Montanari la spara grossa: per Meloni non vale la libertà di espressione, il suo partito è fascista
Tomaso Montanari sul Fatto si arrabbia perché il libro di Giorgia Meloni è stato pubblicato, vende copie, viene letto. Continua a spargere quotidianamente veleno Il Fatto quotidiano per un libro il cui successo è rimasto sullo stomaco ai travaglini. Stavolta – dopo lo sciocchezzaio di Selvaggia L. – è Tomaso Montanari ad esercitarsi nell’anatema. Coccolato da Lilli Gruber, ultimamente ritiene di doversi ergere a paladino di una censura universale utilizzando il solito fascismo come categoria anch’essa universale.

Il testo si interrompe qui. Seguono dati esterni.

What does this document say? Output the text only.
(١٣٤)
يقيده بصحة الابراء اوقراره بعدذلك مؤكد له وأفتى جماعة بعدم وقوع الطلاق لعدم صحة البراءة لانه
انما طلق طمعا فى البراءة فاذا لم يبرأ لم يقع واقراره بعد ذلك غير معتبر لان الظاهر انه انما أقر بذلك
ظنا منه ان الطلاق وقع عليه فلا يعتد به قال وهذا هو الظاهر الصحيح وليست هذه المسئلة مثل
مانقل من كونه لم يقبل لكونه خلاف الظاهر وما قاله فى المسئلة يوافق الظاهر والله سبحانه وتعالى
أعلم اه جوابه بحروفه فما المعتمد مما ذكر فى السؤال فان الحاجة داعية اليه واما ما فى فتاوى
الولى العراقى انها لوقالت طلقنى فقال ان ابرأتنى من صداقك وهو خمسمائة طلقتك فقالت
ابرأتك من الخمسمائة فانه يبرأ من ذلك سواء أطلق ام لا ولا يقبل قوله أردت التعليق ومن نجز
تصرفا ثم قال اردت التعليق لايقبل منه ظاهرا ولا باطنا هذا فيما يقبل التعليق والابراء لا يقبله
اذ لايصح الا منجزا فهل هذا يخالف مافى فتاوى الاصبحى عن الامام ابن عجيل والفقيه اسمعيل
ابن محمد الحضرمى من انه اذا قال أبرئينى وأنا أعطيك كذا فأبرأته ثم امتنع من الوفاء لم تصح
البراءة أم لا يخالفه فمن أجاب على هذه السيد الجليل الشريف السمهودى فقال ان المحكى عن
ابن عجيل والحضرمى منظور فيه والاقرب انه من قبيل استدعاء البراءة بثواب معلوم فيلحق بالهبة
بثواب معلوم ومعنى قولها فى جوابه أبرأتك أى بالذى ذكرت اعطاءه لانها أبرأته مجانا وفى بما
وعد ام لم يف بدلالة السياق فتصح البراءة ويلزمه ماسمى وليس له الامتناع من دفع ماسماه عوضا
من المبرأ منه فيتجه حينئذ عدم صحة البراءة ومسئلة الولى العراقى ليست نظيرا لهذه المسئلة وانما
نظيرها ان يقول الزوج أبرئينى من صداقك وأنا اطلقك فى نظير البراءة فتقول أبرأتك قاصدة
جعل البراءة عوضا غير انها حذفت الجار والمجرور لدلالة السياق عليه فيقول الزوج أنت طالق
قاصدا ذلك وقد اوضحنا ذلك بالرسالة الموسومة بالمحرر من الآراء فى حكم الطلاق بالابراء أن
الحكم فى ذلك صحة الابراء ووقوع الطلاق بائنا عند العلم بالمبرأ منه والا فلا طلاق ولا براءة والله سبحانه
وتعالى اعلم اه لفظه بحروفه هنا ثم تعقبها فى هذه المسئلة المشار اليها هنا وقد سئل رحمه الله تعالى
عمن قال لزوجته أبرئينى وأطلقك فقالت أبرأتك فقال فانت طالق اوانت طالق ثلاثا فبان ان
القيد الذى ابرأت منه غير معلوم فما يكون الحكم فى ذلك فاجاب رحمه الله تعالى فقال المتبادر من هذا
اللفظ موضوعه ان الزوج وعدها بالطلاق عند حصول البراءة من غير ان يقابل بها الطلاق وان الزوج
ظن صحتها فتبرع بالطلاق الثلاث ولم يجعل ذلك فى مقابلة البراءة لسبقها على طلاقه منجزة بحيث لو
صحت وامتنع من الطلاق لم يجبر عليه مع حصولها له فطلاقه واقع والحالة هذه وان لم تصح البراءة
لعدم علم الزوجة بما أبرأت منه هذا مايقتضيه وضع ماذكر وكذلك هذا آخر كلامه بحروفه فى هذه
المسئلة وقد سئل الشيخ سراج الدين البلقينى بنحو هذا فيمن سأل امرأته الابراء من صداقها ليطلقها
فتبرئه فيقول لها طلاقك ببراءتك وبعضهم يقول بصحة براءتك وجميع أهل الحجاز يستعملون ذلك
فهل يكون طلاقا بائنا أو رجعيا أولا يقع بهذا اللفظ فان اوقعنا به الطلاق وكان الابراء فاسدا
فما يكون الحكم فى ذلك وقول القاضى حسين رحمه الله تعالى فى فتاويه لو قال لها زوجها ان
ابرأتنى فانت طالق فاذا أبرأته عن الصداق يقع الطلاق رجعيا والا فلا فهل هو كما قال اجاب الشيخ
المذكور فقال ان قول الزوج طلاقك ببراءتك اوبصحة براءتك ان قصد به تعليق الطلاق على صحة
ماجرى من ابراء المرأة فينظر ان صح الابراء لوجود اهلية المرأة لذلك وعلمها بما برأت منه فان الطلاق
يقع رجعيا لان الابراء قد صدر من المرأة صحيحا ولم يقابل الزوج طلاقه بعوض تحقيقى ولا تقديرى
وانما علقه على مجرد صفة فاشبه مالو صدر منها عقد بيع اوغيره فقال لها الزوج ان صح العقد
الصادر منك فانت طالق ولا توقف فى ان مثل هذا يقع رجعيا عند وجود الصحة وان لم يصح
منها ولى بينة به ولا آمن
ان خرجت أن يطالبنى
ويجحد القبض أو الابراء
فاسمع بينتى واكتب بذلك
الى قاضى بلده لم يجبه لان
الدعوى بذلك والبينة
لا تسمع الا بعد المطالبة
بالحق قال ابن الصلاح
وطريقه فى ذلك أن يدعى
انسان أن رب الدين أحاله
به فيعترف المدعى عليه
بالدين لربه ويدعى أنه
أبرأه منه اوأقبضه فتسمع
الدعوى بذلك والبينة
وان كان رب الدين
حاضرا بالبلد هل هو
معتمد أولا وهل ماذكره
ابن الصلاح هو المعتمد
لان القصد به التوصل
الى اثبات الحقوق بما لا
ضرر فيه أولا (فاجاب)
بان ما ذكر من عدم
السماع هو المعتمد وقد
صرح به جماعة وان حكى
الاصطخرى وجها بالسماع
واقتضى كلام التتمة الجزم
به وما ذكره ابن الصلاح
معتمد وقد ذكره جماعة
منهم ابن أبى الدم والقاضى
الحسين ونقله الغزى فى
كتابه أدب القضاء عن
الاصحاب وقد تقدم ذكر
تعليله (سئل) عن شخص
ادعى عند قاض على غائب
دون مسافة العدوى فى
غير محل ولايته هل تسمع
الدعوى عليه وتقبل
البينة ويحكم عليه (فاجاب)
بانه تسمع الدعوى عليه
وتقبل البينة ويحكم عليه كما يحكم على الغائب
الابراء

Montanari si rode il fegato per il libro di Giorgia Meloni
In sintesi, emerge in tutta evidenza che da giorni si rode il fegato perché si parla troppo del libro di Giorgia Meloni. E la prende alla lontana: a Castiglion Fiorentino hanno portato in discarica un libro di Leopoldo Boscherini, “Ebrei a Castiglion Fiorentino. Guerra, internamenti, deportazioni 1940-1944“. E’ stata la Biblioteca comunale a disfarsene, assieme a centinaia di altri titoli.
Montanari: i fascisti bruciavano i libri, quindi…
Sull’episodio ancora si deve fare chiarezza ma Montanari ha già emesso il suo verdetto: chi distrugge libri è fascista. Quindi è da ascrivere al male fascista la distruzione di titoli così determinanti per la ricerca storiografica mondiale. “Non ci sarebbe da stupirsi – continua il nostro – i roghi di libri sono stati sempre praticati con entusiasmo dai fascisti italiani”. Si rammenti – cita Montanari – per non citare che un solo esempio clamoroso, quello dei volumi del fiorentino Circolo di Cultura di Piero Calamandrei, Nello Rosselli, Gaetano Salvemini, avvenuto il 31 dicembre 1924.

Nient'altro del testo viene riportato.